To a certain extent, we called this out in the changelog:
https://docs.confluent.io/platform/6.2.2/release-notes/changelog.html#cp-docker-images
Confluent Platform Docker images formerly shipped with world writable data and configuration directories (chmod a+w). Those permissions are now removed, and adjustments made to make those directories writable from the image’s appuser USER.
These updates were tested with openshift before release and testing didn't run into these issues.

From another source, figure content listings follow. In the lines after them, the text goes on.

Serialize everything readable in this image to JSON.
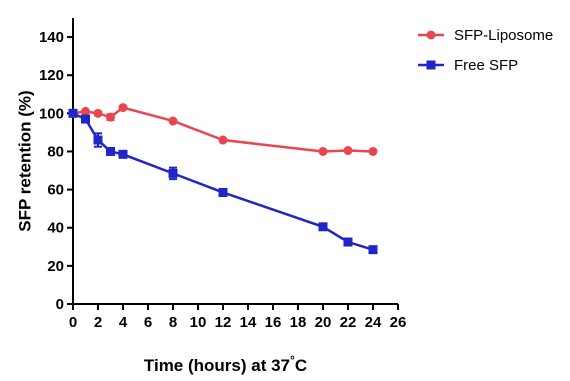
{
  "chart_data": {
    "type": "line",
    "title": "",
    "xlabel": "Time (hours) at 37°C",
    "ylabel": "SFP retention (%)",
    "xlim": [
      0,
      26
    ],
    "ylim": [
      0,
      150
    ],
    "x_ticks": [
      "0",
      "2",
      "4",
      "6",
      "8",
      "10",
      "12",
      "14",
      "16",
      "18",
      "20",
      "22",
      "24",
      "26"
    ],
    "y_ticks": [
      "0",
      "20",
      "40",
      "60",
      "80",
      "100",
      "120",
      "140"
    ],
    "grid": false,
    "legend_position": "top-right",
    "series": [
      {
        "name": "SFP-Liposome",
        "color": "#e8474f",
        "marker": "circle",
        "x": [
          0,
          1,
          2,
          3,
          4,
          8,
          12,
          20,
          22,
          24
        ],
        "y": [
          100,
          101,
          100,
          98,
          103,
          96,
          86,
          80,
          80.5,
          80
        ],
        "error": [
          0,
          0,
          0,
          1.5,
          0.5,
          0,
          0,
          0,
          0,
          0
        ]
      },
      {
        "name": "Free SFP",
        "color": "#1f25c8",
        "marker": "square",
        "x": [
          0,
          1,
          2,
          3,
          4,
          8,
          12,
          20,
          22,
          24
        ],
        "y": [
          100,
          97,
          86,
          80,
          78.5,
          68.5,
          58.5,
          40.5,
          32.5,
          28.5
        ],
        "error": [
          0,
          1,
          3.5,
          0,
          0,
          3,
          0,
          1.5,
          0,
          0
        ]
      }
    ]
  }
}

@andrewegel The reason we can't run as appuser
is because we're not able to choose UID without elevated privileges (in Openshift). Currently every pod is running with the "restricted" SecurityContextConstraints (SCC), which only allows
containers with a "random" high UID, selected by OpenShift. The only thing we know about the user inside the container is that it's member of the root
group.
How do you test this in OpenShift? Is it running with the "restricted" SCC or an elevated permission, like anyuid
?
Our current situation, is that we have to "patch" all Confluent images, since they do not work in our Openshift-context. And this is painful and something we would like to avoid. Our "patch" for the schema-registry image is:
RUN chgrp -R root /etc/schema-registry/ /etc/confluent/docker/
But we also had to patch rest-proxy and multiple connect images equivalently. 😓 And that represents a maintenance burden for us. Would you consider to change the ownership to root
group on folders/files that have to be writable by the user inside the container? To make it more "OpenShift friendly"....

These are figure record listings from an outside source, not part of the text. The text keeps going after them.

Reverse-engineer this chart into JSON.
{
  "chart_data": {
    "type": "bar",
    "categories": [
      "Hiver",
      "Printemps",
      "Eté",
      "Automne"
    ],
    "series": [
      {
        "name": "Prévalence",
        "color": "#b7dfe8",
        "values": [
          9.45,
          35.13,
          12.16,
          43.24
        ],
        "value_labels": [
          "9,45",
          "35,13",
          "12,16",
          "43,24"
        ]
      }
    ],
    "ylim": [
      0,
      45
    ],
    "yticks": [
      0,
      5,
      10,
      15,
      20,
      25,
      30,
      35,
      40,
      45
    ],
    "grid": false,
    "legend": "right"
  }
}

An OpenShift reference: https://cloud.redhat.com/blog/a-guide-to-openshift-and-uids
And even the simplest Deployment is failing on OpenShift:
kind: Deployment
apiVersion: apps/v1
metadata:
name: cp-sr
labels:
app: cp-sr
spec:
replicas: 1
selector:
matchLabels:
app: cp-sr
template:
metadata:
labels:
app: cp-sr
spec:
containers:
- name: app
image: confluentinc/cp-schema-registry:6.2.2
ports:
- name: app
containerPort: 8081
protocol: TCP
env:
- name: SCHEMA_REGISTRY_KAFKASTORE_BOOTSTRAP_SERVERS
value: 'PLAINTEXT://kafka:9092'
- name: SCHEMA_REGISTRY_LISTENERS
value: 'http://0.0.0.0:8081'
- name: SCHEMA_REGISTRY_HOST_NAME
valueFrom:
fieldRef:
apiVersion: v1
fieldPath: status.podIP
As for your testing on OpenShift, I would expect a Deployment like this to successfully run on OpenShift.
Firstly, lets open a separate issue and move the conversation to there.
Secondary, contact Confluent's support and have them escalate to the Operator team who have conducted these tests on an OpenShift cluster.
Your change of moving to appuser:root
sounds OK to me, but I need to be cautious as that represents a large amount of work with no validation that it'll resolve your issue and not introduce problems for others, so I would like the guidance on what the fix should be to come from our internal team based on their recommendations from testing.
And I'm locking this PR's conversation so issues can be raised and tracked elsewhere.
Furthermore @erikgb - If you don't want to go through the Confluent Support route, join the confluentcommunity.slack.com
slack Org, and find me @Ego Waffle
or @Rohit Bakhshi
(PM for Operator) and I'll put you in touch with our Operator team to come to a resolution.
Disables world write access on directories.